The story focuses on Cal (Steve Carell), a middle-aged man who finds himself in a marital crisis after his wife, Emily (Julianne Moore), confesses to an affair and suggests they divorce. Consoling himself at a hip, upscale bar, Cal meets Jacob (Ryan Gosling), a young Don Juan type, who pledges to help Cal “reclaim his manhood” and forget about Emily. All initially goes according to the plan until Cal grows to miss his family, and Jacob questions his own philandering after falling in love.

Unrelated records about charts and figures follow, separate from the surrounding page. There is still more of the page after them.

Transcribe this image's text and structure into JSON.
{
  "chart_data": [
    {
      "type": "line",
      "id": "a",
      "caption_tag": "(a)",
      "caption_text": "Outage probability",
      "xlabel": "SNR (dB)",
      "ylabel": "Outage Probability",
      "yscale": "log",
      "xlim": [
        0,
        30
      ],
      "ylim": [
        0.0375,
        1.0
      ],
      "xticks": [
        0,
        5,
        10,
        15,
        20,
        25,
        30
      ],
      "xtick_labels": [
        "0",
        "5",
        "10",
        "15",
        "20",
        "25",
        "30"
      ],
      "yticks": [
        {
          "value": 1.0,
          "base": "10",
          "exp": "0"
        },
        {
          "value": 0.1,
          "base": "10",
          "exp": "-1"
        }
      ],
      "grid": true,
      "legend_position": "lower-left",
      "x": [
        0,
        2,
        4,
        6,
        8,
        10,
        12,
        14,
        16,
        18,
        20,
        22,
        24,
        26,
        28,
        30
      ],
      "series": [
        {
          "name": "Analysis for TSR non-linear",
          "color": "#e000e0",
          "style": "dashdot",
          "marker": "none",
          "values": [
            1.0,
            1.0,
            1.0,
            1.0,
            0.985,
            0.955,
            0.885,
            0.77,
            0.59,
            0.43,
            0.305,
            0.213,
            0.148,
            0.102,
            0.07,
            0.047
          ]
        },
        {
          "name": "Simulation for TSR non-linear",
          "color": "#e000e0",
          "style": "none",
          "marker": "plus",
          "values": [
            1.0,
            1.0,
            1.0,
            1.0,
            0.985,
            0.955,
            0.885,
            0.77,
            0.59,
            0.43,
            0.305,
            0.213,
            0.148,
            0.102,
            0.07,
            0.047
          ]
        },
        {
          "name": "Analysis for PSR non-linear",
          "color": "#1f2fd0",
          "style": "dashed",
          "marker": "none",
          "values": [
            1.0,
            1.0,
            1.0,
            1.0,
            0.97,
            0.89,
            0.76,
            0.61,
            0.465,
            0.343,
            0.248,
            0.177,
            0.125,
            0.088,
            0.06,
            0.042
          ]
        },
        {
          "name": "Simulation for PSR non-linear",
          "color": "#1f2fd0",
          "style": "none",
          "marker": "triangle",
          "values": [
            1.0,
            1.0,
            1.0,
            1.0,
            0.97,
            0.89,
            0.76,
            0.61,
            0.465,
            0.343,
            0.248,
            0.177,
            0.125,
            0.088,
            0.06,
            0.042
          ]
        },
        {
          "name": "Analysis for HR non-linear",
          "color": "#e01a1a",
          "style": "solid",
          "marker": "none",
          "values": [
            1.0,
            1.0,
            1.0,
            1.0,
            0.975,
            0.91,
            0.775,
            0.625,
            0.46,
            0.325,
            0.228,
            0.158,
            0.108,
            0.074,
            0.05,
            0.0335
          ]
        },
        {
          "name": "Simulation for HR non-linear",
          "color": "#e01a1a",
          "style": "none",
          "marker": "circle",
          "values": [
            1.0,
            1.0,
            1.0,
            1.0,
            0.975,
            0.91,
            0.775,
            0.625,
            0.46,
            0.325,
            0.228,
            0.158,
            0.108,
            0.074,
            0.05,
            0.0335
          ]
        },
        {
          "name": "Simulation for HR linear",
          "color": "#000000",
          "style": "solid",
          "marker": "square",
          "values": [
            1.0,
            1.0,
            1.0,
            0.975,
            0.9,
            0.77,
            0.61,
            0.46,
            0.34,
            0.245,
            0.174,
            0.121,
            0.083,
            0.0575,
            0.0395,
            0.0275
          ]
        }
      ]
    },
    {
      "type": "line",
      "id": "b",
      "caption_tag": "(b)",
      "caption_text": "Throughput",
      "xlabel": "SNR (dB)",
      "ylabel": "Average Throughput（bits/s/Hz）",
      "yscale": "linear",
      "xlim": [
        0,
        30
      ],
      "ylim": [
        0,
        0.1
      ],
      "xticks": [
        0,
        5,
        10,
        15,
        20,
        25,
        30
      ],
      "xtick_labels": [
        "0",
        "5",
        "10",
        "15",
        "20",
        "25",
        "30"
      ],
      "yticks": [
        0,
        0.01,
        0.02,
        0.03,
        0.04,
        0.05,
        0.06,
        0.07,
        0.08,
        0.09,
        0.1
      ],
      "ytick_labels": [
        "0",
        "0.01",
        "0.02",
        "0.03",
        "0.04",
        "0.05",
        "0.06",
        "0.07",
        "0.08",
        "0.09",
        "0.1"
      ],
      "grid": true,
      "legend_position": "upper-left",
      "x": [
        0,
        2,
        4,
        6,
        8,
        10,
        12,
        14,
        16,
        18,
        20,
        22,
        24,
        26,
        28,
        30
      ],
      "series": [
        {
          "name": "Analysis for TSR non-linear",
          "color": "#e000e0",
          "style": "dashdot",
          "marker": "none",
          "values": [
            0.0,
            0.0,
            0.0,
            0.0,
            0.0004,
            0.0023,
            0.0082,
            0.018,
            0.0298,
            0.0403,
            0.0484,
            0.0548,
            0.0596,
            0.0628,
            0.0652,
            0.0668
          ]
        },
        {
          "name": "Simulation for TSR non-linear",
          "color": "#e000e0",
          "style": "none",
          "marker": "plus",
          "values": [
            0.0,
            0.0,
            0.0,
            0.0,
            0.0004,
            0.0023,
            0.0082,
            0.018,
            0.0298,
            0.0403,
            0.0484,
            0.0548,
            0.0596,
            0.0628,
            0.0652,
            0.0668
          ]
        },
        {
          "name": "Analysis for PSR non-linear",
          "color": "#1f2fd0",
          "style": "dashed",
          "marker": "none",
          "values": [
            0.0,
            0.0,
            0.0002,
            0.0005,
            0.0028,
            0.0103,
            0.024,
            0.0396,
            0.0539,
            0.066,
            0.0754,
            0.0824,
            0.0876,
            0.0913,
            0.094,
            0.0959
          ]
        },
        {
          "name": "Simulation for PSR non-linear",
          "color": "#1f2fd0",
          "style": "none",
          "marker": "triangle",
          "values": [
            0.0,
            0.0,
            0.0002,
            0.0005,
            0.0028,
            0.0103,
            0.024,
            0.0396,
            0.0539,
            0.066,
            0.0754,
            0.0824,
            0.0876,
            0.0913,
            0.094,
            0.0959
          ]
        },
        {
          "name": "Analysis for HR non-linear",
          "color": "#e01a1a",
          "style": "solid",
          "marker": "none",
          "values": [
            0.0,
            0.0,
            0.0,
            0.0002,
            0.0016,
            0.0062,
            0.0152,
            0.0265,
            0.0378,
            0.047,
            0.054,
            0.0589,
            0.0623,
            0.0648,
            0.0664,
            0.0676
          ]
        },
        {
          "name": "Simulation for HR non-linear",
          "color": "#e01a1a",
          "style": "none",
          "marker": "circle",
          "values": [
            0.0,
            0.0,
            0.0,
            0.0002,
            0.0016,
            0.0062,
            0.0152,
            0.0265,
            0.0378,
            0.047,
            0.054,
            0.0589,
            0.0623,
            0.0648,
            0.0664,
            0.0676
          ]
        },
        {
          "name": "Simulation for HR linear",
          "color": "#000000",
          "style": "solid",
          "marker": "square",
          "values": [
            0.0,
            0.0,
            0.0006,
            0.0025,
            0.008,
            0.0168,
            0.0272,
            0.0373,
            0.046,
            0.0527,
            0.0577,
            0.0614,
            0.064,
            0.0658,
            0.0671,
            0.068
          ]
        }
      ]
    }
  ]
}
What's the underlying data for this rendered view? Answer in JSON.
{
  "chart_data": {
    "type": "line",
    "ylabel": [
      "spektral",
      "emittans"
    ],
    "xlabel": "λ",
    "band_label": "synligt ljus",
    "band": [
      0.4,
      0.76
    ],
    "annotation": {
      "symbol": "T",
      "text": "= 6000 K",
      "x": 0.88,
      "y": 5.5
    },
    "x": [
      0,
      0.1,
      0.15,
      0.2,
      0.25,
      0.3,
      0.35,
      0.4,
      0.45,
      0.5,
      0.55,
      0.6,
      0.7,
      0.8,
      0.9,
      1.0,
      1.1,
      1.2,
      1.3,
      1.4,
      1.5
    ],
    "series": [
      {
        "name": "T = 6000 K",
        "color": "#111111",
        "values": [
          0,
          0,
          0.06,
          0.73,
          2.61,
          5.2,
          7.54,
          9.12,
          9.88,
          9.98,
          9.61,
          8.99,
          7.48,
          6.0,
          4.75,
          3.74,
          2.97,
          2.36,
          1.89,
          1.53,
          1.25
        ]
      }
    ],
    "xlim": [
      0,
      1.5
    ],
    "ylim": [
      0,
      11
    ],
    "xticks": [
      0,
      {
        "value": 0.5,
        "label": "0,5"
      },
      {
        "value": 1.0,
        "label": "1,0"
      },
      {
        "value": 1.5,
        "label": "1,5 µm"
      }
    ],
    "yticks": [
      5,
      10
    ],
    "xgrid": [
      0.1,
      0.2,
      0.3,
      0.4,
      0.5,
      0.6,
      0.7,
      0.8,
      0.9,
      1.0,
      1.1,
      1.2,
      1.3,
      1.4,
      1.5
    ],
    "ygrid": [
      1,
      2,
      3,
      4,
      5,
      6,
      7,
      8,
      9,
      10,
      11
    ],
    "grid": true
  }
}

From the start of the film, it is never in doubt that Cal and Emily will get back together. Nobody goes to see a romantic comedy starring Steve Carell and Julianne Moore for a sad ending. But even though the film does just about everything you would expect and ends up exactly where you knew it would, it is entertaining (and even touching) every step of the way. It is a credit to the screenplay’s well-drawn characters and the endearing performances of the cast. (Seriously, Steve Carell could float a movie on his likability.)

“Crazy, Stupid, Love” serves as a nice, humanistic palate cleanser in a summer chock-full of super heroes, boy wizards and gross-out movies. And while it may not offer anything particularly unique or exciting, it is at least nice to take a break from explosions and CGI to see a relatively simple movie about people being people.